The virtual world isn’t exempt from general human nastiness; in fact, every
day a battle is fought between those trying to attack a system and those
trying to protect it.
A computer connected to the Internet faces an extra risk of being cracked
by a hacker or infected by a virus. (Viruses try to replicate themselves and
generally bug you.)
Fortunately, security is a BlackBerry strong point. Viruses often come as
e-mail attachments. However, BlackBerry supports very few file types out of
the box (mostly images and documents). You won’t face threats from e-mails
with these attachments. And in an enterprise environment, the data that you
send to or get from the PDA is encrypted (coded) to prevent snooping.

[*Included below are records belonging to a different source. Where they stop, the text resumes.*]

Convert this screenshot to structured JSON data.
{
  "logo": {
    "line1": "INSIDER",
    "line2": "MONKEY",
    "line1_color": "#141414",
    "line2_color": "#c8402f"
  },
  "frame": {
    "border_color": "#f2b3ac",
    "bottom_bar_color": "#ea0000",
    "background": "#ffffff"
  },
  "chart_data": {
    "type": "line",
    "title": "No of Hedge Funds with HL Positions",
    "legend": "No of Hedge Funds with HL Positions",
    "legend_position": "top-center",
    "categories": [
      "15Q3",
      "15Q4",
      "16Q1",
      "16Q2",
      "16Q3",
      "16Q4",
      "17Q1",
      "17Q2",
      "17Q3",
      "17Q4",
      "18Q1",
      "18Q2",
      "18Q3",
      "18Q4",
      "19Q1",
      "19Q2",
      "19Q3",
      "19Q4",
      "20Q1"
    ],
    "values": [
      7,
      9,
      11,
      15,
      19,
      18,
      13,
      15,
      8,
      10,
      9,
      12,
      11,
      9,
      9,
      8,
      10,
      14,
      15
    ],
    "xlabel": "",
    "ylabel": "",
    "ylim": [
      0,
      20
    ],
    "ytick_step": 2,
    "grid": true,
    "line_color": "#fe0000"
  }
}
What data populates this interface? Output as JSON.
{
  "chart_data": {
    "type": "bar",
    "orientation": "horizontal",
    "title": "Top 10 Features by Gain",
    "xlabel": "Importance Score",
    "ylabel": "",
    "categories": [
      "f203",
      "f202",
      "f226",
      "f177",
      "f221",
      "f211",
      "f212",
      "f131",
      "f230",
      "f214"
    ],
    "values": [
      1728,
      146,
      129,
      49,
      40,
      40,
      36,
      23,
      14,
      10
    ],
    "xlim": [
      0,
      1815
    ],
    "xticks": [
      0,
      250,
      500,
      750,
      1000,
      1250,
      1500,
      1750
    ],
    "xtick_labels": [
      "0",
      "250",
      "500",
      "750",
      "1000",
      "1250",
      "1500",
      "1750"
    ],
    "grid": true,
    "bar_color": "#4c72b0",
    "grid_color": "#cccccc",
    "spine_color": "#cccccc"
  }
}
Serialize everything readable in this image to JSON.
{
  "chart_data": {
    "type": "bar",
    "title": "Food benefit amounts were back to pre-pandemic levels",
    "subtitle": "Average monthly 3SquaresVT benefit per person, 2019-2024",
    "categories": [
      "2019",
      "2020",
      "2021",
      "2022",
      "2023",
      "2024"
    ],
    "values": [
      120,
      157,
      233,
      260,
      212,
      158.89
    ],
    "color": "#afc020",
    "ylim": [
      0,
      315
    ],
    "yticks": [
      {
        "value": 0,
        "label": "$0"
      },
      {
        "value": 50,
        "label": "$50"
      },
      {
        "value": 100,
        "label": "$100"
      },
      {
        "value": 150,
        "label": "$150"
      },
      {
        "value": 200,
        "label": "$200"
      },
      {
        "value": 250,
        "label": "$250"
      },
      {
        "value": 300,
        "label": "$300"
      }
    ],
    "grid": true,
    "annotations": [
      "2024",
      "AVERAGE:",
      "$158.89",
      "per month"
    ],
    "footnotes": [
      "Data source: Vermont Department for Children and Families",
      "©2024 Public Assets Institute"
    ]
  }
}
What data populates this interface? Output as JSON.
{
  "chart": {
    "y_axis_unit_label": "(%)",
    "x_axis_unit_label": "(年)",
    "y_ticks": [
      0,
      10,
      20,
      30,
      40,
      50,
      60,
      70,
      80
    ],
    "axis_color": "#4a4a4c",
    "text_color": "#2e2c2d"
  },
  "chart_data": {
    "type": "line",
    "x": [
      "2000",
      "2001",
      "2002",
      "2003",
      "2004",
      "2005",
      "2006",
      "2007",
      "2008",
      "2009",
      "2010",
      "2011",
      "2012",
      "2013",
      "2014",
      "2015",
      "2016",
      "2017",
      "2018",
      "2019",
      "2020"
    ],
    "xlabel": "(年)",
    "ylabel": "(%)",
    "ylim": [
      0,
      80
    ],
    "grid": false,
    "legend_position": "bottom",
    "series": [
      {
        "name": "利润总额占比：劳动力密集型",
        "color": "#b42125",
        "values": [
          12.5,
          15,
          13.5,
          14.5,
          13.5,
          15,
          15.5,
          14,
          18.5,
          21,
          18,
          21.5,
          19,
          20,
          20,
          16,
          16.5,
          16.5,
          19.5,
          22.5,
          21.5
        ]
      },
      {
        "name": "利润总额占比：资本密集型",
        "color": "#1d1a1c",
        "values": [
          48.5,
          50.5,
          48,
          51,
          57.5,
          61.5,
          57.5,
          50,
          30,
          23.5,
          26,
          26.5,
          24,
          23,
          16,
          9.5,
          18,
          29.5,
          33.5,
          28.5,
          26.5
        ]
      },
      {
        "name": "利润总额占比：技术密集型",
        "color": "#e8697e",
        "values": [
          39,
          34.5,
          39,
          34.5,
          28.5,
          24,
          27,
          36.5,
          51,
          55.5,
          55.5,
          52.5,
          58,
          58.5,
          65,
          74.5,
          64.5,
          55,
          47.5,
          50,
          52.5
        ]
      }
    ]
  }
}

RIM also has a Signature process for application developers that forces developers to identify themselves and their programs if they’re developing any
applications for the BlackBerry that need to integrate with either BlackBerry
core applications or the OS.
Remember the I love you and Anna Kournikova viruses? These are virtual evils
transmitted through e-mail, scripts, or sets of instructions in the e-mail body
or attachment that can be executed either by the host e-mail program — or,
in the case of an attachment, by the program associated with the attached
file. Fortunately, BlackBerry’s Messages doesn’t support scripting languages.
BlackBerry’s viewer for such files doesn’t support scripting either, so you
won’t be facing threats from e-mails having these attachments.
The security measures that RIM implemented on the BlackBerry platform have
gained the trust of the U.S. government as well as many of the Forbes Top 500
enterprises in the financial and health industries.